Hier, lors du « Grand Rendez-vous » du « Parisien »-« Aujourd’hui en France » sur Europe 1, il a donc annoncé la pose future de « radars pédagogiques » sur le bord des routes. Des radars qui indiquent au conducteur la vitesse à laquelle il roule, mais qui ne flashent pas en cas d’excès.

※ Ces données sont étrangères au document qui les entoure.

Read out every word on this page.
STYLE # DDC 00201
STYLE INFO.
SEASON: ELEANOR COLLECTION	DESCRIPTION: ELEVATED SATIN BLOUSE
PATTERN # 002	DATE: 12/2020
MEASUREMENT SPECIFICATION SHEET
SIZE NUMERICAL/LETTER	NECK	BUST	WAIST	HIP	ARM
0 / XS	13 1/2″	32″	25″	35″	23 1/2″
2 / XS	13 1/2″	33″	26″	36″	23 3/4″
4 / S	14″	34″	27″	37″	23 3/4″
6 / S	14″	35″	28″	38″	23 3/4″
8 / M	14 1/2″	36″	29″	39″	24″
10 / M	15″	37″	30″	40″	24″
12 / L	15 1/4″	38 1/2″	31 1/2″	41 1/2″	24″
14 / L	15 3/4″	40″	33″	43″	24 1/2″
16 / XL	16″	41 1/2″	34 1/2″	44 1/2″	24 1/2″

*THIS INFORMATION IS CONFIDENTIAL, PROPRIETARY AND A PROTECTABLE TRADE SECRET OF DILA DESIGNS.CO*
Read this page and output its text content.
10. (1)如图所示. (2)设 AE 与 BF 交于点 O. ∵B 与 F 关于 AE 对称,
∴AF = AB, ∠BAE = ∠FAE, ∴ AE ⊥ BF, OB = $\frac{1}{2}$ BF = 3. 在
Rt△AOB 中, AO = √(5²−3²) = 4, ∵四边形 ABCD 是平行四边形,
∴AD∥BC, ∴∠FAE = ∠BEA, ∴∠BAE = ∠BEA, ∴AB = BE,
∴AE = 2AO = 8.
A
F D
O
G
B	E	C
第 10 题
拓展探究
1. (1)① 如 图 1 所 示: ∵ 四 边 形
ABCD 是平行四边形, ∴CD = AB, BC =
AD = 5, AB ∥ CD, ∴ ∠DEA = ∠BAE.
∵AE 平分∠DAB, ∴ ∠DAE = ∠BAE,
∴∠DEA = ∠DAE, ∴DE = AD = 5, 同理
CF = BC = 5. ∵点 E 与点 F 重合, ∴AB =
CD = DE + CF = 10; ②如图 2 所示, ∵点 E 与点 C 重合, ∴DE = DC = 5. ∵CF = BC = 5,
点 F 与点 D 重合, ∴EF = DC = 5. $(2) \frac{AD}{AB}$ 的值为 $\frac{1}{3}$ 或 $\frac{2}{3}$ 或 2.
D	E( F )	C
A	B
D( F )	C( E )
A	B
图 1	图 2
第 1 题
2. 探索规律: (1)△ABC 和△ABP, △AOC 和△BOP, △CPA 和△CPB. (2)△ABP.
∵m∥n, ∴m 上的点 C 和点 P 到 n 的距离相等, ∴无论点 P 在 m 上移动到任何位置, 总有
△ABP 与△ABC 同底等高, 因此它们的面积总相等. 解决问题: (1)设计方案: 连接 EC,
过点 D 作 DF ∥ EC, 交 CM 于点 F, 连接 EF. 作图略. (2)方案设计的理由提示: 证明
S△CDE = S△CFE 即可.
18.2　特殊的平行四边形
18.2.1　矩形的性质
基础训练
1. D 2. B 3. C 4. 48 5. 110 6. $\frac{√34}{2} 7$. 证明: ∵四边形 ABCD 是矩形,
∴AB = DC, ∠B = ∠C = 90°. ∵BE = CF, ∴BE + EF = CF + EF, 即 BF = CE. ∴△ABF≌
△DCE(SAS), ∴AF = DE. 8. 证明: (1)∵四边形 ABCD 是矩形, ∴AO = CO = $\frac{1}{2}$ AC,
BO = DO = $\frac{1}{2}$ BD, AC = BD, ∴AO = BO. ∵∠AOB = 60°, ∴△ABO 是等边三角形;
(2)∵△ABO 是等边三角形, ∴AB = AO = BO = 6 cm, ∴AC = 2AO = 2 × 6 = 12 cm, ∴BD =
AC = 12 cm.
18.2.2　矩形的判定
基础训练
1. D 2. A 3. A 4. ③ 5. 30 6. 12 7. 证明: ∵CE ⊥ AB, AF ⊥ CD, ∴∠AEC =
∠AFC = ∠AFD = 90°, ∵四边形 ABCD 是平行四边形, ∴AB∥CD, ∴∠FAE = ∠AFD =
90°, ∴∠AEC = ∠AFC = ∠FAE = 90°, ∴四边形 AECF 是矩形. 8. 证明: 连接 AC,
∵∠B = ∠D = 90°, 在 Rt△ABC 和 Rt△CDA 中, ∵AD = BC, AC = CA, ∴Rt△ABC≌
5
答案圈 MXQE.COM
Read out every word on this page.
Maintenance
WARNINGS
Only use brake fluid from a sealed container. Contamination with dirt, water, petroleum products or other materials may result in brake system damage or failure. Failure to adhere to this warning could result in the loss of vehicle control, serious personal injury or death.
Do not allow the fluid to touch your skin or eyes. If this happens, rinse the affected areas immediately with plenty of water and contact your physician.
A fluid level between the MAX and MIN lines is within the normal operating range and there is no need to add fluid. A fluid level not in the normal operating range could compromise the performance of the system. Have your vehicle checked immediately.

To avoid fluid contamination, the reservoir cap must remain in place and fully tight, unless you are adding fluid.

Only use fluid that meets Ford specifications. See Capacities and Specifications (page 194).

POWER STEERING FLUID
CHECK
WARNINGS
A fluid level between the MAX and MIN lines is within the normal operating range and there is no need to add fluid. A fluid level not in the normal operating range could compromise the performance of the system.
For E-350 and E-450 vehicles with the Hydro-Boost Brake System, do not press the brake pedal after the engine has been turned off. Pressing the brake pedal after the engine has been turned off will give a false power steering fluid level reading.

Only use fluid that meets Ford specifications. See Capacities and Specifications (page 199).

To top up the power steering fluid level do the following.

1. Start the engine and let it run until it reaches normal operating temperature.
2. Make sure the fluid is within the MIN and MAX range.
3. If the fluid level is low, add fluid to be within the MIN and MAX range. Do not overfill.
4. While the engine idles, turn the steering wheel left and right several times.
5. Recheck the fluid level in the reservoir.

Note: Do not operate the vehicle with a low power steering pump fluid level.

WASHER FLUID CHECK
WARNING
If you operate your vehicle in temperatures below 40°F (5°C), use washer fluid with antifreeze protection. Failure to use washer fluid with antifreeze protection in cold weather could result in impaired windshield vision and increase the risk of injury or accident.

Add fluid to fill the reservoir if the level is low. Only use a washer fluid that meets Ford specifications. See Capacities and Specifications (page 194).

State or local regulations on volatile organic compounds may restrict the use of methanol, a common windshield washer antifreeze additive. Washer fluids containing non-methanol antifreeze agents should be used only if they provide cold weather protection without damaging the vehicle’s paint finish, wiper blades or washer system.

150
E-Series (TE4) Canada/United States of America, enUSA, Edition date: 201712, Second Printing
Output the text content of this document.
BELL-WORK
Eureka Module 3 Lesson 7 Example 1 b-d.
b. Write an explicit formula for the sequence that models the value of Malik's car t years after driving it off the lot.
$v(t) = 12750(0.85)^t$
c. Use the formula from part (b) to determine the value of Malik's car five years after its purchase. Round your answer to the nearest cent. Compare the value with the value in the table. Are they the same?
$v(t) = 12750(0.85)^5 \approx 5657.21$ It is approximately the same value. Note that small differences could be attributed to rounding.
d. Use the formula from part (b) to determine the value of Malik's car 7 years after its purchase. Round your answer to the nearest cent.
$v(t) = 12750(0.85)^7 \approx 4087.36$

"J’achète tout le stock !"
Il semblerait que la mesure, encore une fois, n’ait pas fait l’objet d’une réflexion poussée. Au moins pas au point de prendre contact avec les fabricants desdits appareils pédagogiques. C’est en tout cas ce que laisse penser un entrefilet du Parisien de ce lundi 23 mai 2011 intitulé « La bonne affaire d’un vendeur de radars ».

Dimanche à l’heure de l’intervention de M Guéant, Gérard Poirot, directeur commercial de la société Radars Eko, écoutait Europe 1 dans sa voiture. Entendant les intentions du ministre, il flaire effectivement la bonne affaire et, avec son patron, décide de prendre la direction des locaux de la station de radio. Objectif : présenter à Claude Guéant les produit de leur entreprise, des radars « pédagogique », justement.
« Quand le ministre est sorti, il nous a demandé comment ça marchait », relate M Poirot. « On lui a fait une démonstration. Il a dit : "C’est génial, vous en avez combien en stock ?" Je lui ai répondu qu’on en avait soixante, il m’a dit de tous les réserver ! »

Bref, on annonce une mesure et on réfléchit ensuite à sa faisabilité. Il y a comme un air de déjà-vu dans la méthode. Bien sûr, on ne doute pas que les fabricants de radars pédagogiques ne se seraient pas fait prier pour répondre en cas d’appel d’offre préalable à l’annonce. Mais voilà une anecdote qui tend à prouver que nous ne nous trompons pas trop lorsque nous évoquons la démagogie du ministre de l’Intérieur.